Charter’s Spectrum cable customers will get access to an ad-supported Disney+ tier and to ESPN+, the sports streaming platform where ESPN puts a ton of games, but not usually its biggest ones. Spectrum customers will also get ESPN’s eventual standalone streaming offering, the forthcoming platform that will cost a ton of money because it will include everything that’s now on ESPN’s linear TV channels. From Charter’s perspective, those are all nice carrots to deter someone from cutting the cord altogether. Losing ESPN on linear TV, on the other hand, would’ve pushed huge numbers of subscribers out the door.

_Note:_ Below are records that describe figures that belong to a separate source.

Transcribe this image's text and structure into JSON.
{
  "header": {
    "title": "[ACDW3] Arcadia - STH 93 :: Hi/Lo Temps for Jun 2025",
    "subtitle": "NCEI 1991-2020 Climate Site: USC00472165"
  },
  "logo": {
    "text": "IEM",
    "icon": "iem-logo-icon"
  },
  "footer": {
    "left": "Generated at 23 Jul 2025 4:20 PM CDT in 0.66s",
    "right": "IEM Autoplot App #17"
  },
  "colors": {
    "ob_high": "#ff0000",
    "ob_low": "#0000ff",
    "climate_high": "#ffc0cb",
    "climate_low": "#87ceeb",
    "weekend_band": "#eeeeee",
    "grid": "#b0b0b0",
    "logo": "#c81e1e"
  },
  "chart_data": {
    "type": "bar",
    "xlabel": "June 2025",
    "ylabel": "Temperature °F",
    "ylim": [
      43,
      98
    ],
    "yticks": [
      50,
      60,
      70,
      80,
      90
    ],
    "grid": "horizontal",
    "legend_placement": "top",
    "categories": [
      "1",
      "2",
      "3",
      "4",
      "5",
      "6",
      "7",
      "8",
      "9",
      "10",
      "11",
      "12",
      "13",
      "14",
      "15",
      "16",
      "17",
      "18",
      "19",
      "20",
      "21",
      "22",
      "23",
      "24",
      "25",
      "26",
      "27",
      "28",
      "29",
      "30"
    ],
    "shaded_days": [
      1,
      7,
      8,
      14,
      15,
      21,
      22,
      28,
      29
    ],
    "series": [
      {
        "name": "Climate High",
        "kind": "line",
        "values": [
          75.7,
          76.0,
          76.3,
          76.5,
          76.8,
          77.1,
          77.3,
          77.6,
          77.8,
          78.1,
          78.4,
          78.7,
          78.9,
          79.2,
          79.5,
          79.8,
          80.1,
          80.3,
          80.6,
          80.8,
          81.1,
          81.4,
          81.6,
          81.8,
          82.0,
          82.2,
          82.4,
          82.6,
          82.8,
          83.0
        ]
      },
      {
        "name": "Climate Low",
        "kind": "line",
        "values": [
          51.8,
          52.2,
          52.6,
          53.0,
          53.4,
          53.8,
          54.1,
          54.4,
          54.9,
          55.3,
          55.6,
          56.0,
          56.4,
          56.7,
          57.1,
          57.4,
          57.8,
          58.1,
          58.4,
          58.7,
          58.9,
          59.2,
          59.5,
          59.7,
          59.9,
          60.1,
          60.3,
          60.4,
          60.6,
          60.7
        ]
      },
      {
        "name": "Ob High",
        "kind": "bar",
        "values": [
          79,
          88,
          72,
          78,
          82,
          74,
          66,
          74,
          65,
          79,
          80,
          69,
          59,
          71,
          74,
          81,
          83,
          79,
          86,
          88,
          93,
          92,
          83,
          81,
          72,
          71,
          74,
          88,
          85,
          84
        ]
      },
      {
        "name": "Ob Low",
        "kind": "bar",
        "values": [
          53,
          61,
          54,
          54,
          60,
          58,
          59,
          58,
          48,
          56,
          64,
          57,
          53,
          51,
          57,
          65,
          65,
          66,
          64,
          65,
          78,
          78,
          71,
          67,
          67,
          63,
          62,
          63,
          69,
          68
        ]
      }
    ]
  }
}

Charter also preserved at least some flexibility to price Disney’s channels how it wants, in different packages, rather than Disney dictating the pricing and packaging of all its channels on cable.
For its part, Disney turns the cable-fee spigot back on, and billions of dollars can flow from it. (The most basic, roughest napkin math: 15 million Spectrum households paying $10 a month for ESPN alone means $1.8 billion a year in carriage fees for Disney.) Bob Iger was not chipper about splitting with one of the biggest pay-TV providers in the country, because those subscriber fees are still how Disney’s TV business makes money. His company just lost $512 million in one quarter on direct-to-consumer streaming, and that was actually pretty good. Disney did not want to walk away from even one big cable operator any more than that cable operator wanted to be a test case for pay TV without Disney channels. (Charter’s CEO put up a good show of being willing to try it, and maybe he will one day—but it won’t be tomorrow.)
The deal solves short-term problems for both companies. Spectrum avoids hemorrhaging more subscribers at the start of the football season, and Disney avoids cutting into the part of its TV operation that prints cash instead of incinerating it. But it doesn’t solve the long-term problems, at least not on its own. Cord-cutting has accelerated, and the days of 100 million American houses having pay-TV bundles are very likely done forever. In addition to cutting into Charter’s pool of potential subscribers, that trend will continue to lessen the number of fee-paying customers for Disney’s channels. And now, to preserve its access to Charter’s customers, Disney will let them have its streaming products for free. A Charter cable subscriber who gets ESPN’s future flagship streaming offering for free is one who won’t also pay Disney $20 or $40 or $65 per month for it (unless they get extremely confused). Disney and its peers are already subsidizing lagging streaming operations with money from their traditional businesses.
A deal like this one with Charter crystallizes Disney’s lack of confidence that streaming can stand on its own. Other pay-TV providers were watching with bated breath as Charter stepped into the arena, and they will take lessons from the outcome. Other cable behemoths’ negotiations with Disney might be complicated by the existence of their own streaming services, which are direct competitors with Disney’s. (Would Comcast ever demand that its Xfinity cable subscribers get Hulu with their subscriptions, given that Comcast owns Peacock?) But those cable companies don’t want to lose subscribers any more than Spectrum did, and Disney doesn’t want to lose the fees those customers generate. The traditional TV business is losing customers until it hits a bottom that it may take a while to find. Streaming is losing money without any end in sight. It’s ascending, but it’s still underwater. Disney and Charter avoided a breakup. Now they can set about finding a way to change math.